UAPの処理をトランザクションにするかどうかを,事前に決められます。トランザクションとして処理するUAPを,トランザクション属性のUAPといいます。グローバルトランザクションのトランザクションブランチとなるUAPには,必ずトランザクション属性を指定しておいてください。トランザクション属性は,ユーザサービス定義のatomic_updateオペランドで指定します。ファイルの情報を更新するUAPをトランザクション処理として,演算処理だけのUAPはトランザクション処理としない指定をしておくと,トランザクション処理に掛かるシステムの負担を軽くできます。

<この項の構成>
(1) SUP,SPPとトランザクションの関係
(2) MHPとトランザクションの関係

(1) SUP,SPPとトランザクションの関係

トランザクション属性のSPPは,トランザクションとして処理しているプロセスからRPCで呼び出されると,自動的にトランザクションブランチになります。
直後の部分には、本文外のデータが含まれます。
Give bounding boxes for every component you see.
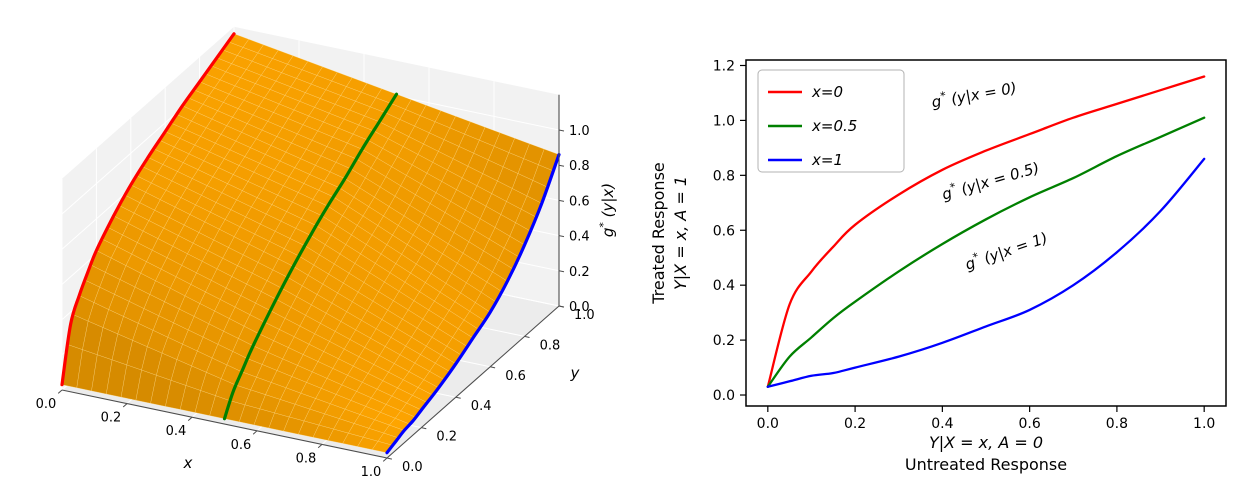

ルートトランザクションブランチやトランザクションブランチから呼び出されても,トランザクション属性でないSPPは,グローバルトランザクションに含まれません。このとき,トランザクション属性でないSPPがトランザクション属性のSPPを呼び出したとしても,呼び出されたSPPはトランザクションブランチにはなりません。

SUP,SPPのグローバルトランザクションを次の図に示します。

図3-6 SUP,SPPのグローバルトランザクション

[図データ]

SUP またはSPPの処理をトランザクションにする場合は,dc_trn_begin関数を呼び出して,トランザクションの開始を宣言します。同期点を取得する場合も,SUPまたはSPPからdc_trn_××××_commit関数またはdc_trn_××××_rollback関数を呼び出します(××××は,同期点を取得したあとに,それまでとは別の新しいトランザクションを開始するかどうかで異なります)。トランザクションの開始と同期点を取得する関数は,ルートトランザクションブランチからだけ呼び出せます。

(2) MHPとトランザクションの関係

MHPのサービスを呼び出した時点で,トランザクションの処理が開始します。MHPでは,dc_trn_begin関数は使えません。MHPからSPPへサービスを要求する場合,MHPがルートトランザクションブランチとなります。MHPのトランザクションは,MHPが終了するかまたは同期点を取得する関数(dc_mcf_commit関数,dc_mcf_rollback関数)を呼び出すと決着します。MHPの処理の中で同期点を取得した場合は,同期点取得以降の処理は,それまでとは別の,新しいトランザクションの処理となります。なお,非トランザクション属性のMHPも作成できます。この場合,MHPで同期点は取得できません。

MHPのグローバルトランザクションを次の図に示します。